Social criticism emerged later in journalism and academia and the media, but in some ways it derived from these three small sources. (Notably, Rolling Stone magazine and Playboy magazine engaged in serious journalism that was a challenge to the mainstream.) By the 1970s, there was a cultural revolution, where the prior criticism by outsiders was now the dominant orthodoxy, and journalists were now generally liberal.

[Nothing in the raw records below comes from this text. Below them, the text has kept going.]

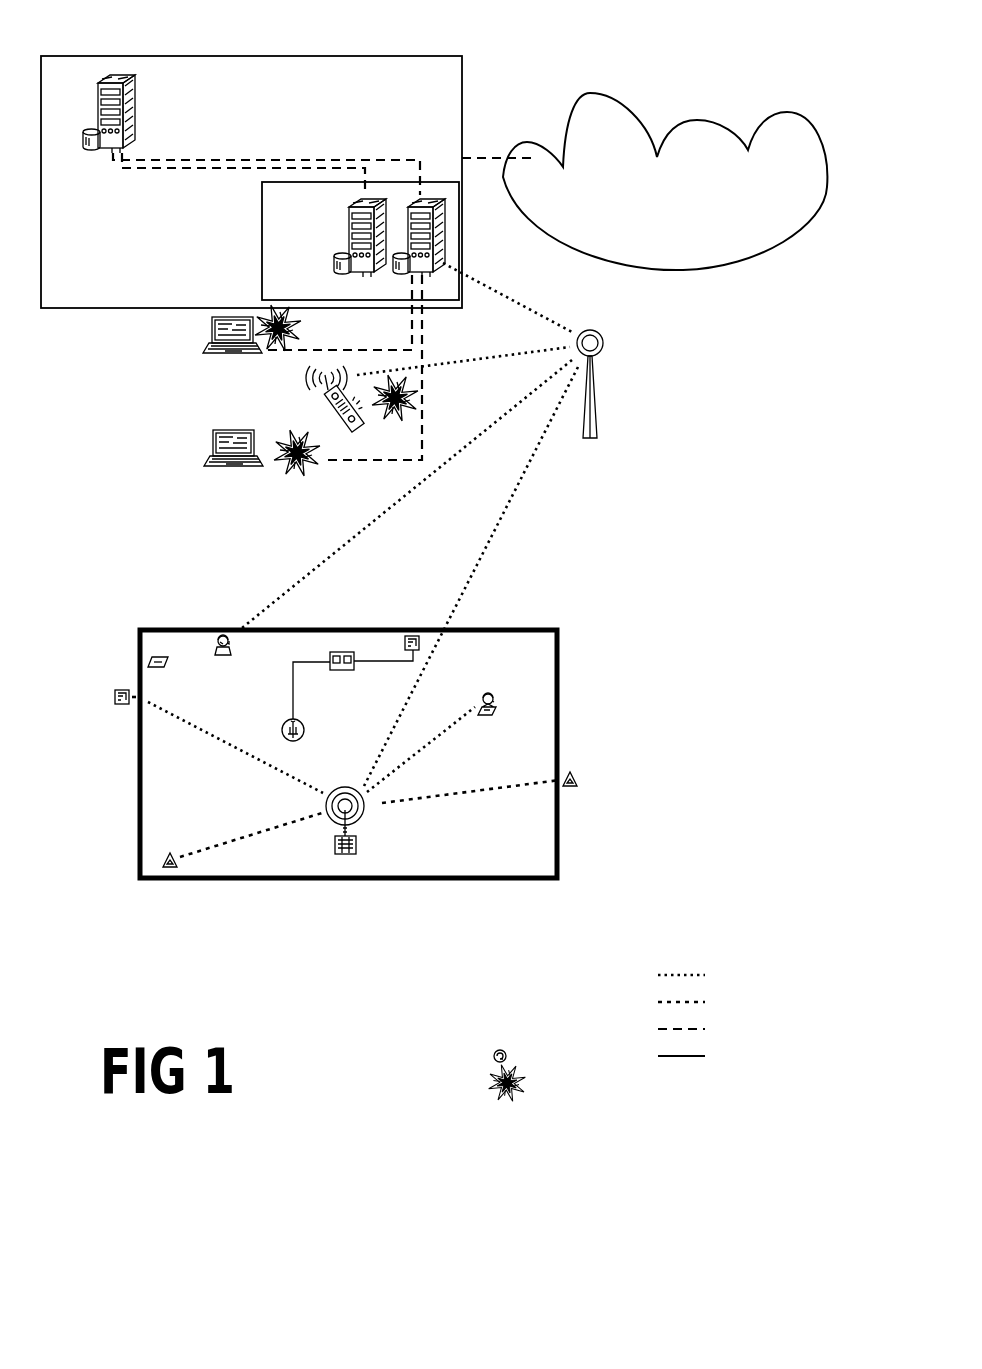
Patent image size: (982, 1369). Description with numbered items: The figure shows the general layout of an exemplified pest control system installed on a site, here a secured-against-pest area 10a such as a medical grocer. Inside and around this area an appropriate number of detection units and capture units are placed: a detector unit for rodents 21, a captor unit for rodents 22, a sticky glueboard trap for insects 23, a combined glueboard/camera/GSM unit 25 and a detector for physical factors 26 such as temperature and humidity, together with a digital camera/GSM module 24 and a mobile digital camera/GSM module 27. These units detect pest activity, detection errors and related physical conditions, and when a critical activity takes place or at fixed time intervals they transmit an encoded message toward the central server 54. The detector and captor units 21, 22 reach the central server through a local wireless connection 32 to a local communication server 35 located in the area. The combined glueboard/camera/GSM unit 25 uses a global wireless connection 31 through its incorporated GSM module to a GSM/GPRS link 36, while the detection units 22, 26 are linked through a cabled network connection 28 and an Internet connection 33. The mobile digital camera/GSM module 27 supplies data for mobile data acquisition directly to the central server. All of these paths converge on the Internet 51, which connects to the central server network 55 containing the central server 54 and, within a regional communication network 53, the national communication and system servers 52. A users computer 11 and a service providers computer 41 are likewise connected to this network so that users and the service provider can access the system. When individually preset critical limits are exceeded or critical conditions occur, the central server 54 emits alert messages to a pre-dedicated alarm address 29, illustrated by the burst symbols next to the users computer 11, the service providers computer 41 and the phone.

The secured against pest area (medical grocer) 10a is at (138, 808).
The users computer 11 is at (204, 460).
The detector unit for rodents 21 is at (582, 767).
The captor unit for rodents 22 is at (402, 630).
The sticky glueboard trap for insects 23 is at (167, 665).
The digital camera/GSM module 24 is at (482, 1057).
The combined glueboard/camera/GSM unit 25 is at (500, 710).
The detector for physical factors 26 is at (285, 723).
The mobile digital camera/GSM module 27 is at (230, 653).
The cabled network connection 28 is at (350, 670).
The alarm address 29 is at (491, 1083).
The global wireless connection 31 is at (662, 976).
The local wireless connection 32 is at (662, 1003).
The internet connection 33 is at (662, 1043).
The local communication server 35 is at (358, 849).
The GSM/GPRS link 36 is at (595, 400).
The service providers computer 41 is at (203, 345).
The internet 51 is at (718, 150).
The national communication and system server 52 is at (349, 220).
The regional communication network 53 is at (262, 252).
The central server 54 is at (135, 88).
The central server network 55 is at (462, 95).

But, again, that early social criticism from the likes of Mills and Murrow (and Mad Magazine) had the quality of the kind of critique one expects from intellectuals in Europe. They were the exception in their fields. Most mainstream journalists generally don't go for critique, they go for the dominant orthodoxy. If journalists have so uniformly become liberal, it's because the society itself has changed. Journalists have simply conformed to the new status quo.
 
In this sense, journalists are more like priests than they are like philosophers. (This is also true of politically correct conformist professors who follow in the wake of C. Wright Mills, who was himself always anti-orthodox and a non-conformist.) Journalists are enforcers of the dominant, orthodox morality, and at an unconscious level they engage in the passive-aggressive dynamic of channeling aggression toward acceptable scapegoats. This is what social media and blogs now do more overtly, and it may be what in the future local journalism will specialize in. Character is destiny.